Aber es kann doch nicht jeder, der mehr als 40 000 Mark zukommen lassen will, eine eigene Stiftung gründen.

Es könnte auf dem Gebiet ruhig mehr getan werden, denn was weniger an Steuern in die Staatskasse gelangt, kommt dafür mehr der Allgemeinheit zu Gute. Die öffentliche Hand wird entlastet, weil letztlich Kulturgut geschaffen wird. Die Begrenzung auf 40 000 Mark ist ohnehin abwegig; schließlich wird mit diesen Geldern Gutes getan.

Besteht nicht die Gefahr, dass sich der Staat aus der Verantwortung zurückzieht?

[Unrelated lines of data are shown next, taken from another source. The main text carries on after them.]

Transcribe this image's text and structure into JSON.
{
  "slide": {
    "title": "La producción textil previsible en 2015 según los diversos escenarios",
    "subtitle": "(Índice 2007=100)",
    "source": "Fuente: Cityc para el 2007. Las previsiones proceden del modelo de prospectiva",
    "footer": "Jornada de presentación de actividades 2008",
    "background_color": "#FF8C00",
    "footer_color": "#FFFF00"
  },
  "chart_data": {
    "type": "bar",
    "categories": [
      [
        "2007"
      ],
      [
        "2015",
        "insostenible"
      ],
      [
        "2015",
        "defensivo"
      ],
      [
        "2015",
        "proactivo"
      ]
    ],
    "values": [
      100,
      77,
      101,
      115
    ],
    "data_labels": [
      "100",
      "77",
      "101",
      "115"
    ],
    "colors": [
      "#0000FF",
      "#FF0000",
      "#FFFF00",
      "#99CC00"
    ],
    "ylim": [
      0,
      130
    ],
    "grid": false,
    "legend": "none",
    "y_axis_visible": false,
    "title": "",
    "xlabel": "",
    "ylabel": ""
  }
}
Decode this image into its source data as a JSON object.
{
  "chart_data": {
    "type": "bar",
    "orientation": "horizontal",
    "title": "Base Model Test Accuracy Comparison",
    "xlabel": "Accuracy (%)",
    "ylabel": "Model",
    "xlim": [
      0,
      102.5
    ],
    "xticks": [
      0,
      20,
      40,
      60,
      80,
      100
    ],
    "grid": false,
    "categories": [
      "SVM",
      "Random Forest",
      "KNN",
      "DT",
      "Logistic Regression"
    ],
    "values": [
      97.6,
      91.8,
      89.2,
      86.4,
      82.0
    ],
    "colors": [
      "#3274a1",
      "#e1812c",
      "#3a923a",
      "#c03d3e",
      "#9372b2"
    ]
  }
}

Wenn man die Relation sieht, was der Staat und was die Privaten beitragen, dann ist das kaum möglich. Die Privaten leisten nur einen Bruchteil. Das sieht man ja in Berlin, was da an Geldern verbraucht wird. Sicher ist hier alles besonders aufwendig, weil die Kulturinstitutionen zweier Hauptstädte zusammengekommen sind. Dafür erhalten wir eine Museumslandschaft wie keine andere Stadt auf der Welt. Der Staat kann sich nicht zurückziehen, weil ansonsten vieles verfallen würde. Das Engagement der Privaten ist da nur ein Tropfen auf den heißen Stein.

Wie steht man denn dazu in Unternehmerkreisen, auf die sich zunehmend die Hoffnungen der Kulturbranche richten?

Die Szene unterteilt sich in zwei Gruppen. Die einen möchten stiften, was entsprechend anonym geschieht, die anderen als Sponsoren auftreten, was sich lautstärker vollzieht. Sponsoring hat in den letzten zehn, fünfzehn Jahren bestimmte Institutionen stark begleitet. Ohne Sponsoring wäre beispielsweise der Fußball für die Wirtschaft nicht erschließbar gewesen; umgekehrt hätten wir sportlich mit anderen Ländern nicht mithalten können. Und wenn Reit- und Tennisturniere gesponsert werden, dann sollte das auch bei kulturellen Veranstaltungen möglich sein. Nehmen Sie die Brandenburgischen Sommerkonzerte, die wir unterstützen: eine Privatinitiative, die ohne öffentliche Mittel auskommt und sich von vornherein nur über Sponsoring darstellen kann. Das sollte Schule machen.

Und wenn der Sponsor abspringt, muss die Veranstaltung ausfallen?

Sicher, eine solche Begleitung ist abhängig vom geschäftlichen Erfolg. Wenn die wirtschaftliche Lage nicht stimmt und Sie darüber nachdenken müssen, Leute zu entlassen, dann werden diese Mitarbeiter kein Verständnis dafür haben, wenn sich ein Unternehmen mit Kultursponsoring hervortut. Dann muss man sich eben für eine bestimmte Zeit leiser verhalten, weil es unternehmerisch sonst nicht zu verantworten wäre. Die Kulturlandschaft wird davon aber nicht abhängen, da gut organisierte Events ihren Sponsoren zwar Branchenexklusivität bieten, sich aber ansonsten auf mehrere Stützen gründen sollten.